Вообще-то по их лицам трудно что-то прочесть. Совсем немногим они отличаются от людей одиноких. Попробуйте относить всех встречных к одной из четырех основополагающих категорий: счастливых в любви, несчастливых в любви, одиноких и отчаявшихся – и вы увидите, что ничего у вас не получается. А если и получится, вы не будете уверены в правильности классификации. По-моему, это невероятно. Самое главное в жизни – и невозможно сказать, есть это у человека или нет. Ведь так же неправильно? Ведь если люди счастливы, они и выглядеть должны счастливыми постоянно, в независимости от того, сколько у них денег, жмут ли им ботинки и как часто просыпается по ночам их ребенок; а люди, у которых все более-менее, но они пока не встретили родственную душу, должны выглядеть, ну не знаю, хорошо, но обеспокоенно, например, как Билли Кристл в фильме «Когда Гарри встретил Салли»; а отчаявшиеся должны носить какой-нибудь отличительный знак типа желтой повязки, чтобы их узнавали такие же отчаявшиеся. Обещаю вам здесь и сейчас: когда я выйду из разряда отчаявшихся, когда у меня в этом смысле все уладится, я уже больше не стану жаловаться ни на состояние дел в магазине, ни на бездушие современной поп-музыки, ни на убогость начинки в соседней бутербродной (фунт шестьдесят за сэндвич с майонезом и поджаренным беконом, но никому из нас еще не попадалось больше четырех кусочков бекона зараз), ни на что вообще. Я буду непрестанно излучать блаженство – от одного только облегчения.
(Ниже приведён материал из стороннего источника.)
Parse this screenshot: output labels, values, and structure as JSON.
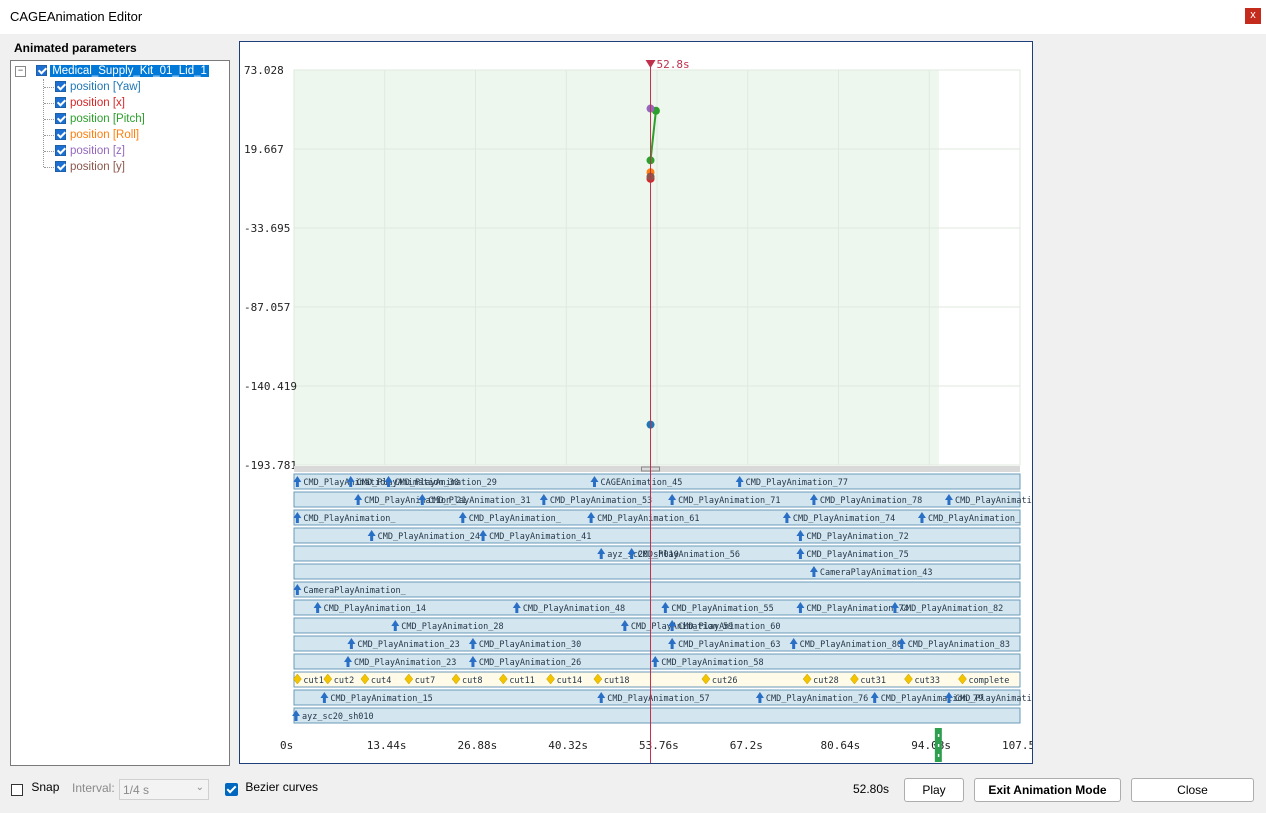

За следующие пару недель ничего особого не происходит – в смысле, происходит даже меньше обычного. На барахолке рядом с домом я обнаруживаю «All Kinds Of Everything», покупаю ее за пятнадцать пенсов и при первом же появлении Джонни отдаю ему пластинку в надежде, что он исчезнет и никогда больше не станет нам надоедать. Он приходит назавтра, заявляет, что пластинка заезжена, и требует вернуть деньги. «Барритаун» триумфально дебютирует в «Гарри Лаудере», ставит заведение на уши, драйв потрясающий, а еще там была уйма персонажей, похожих на агентов звукозаписывающих компаний, и они от группы совершенно без ума, и, честно, Роб, жаль, что тебя не было (Мэри только усмехается, я спрашиваю, мол, как ей, и она отвечает, что всем так или иначе надо начинать). Дик делает попытку зазвать меня куда-то четвертым с ним, Анной и подругой Анны, которой двадцать один год, но я с ними не иду. Мы слушаем Мэри в фаррингдонском фолк-клубе, и под грустные песни я думаю о Лоре гораздо больше, чем о Мэри, несмотря даже на то, что одну из песен она посвящает «ребятам из магазина „Чемпион-шип винил“». Я встречаюсь в пабе с Лиз, и она целый вечер гнобит Рэя, что очень меня радует. А потом умирает отец Лоры, и все меняется.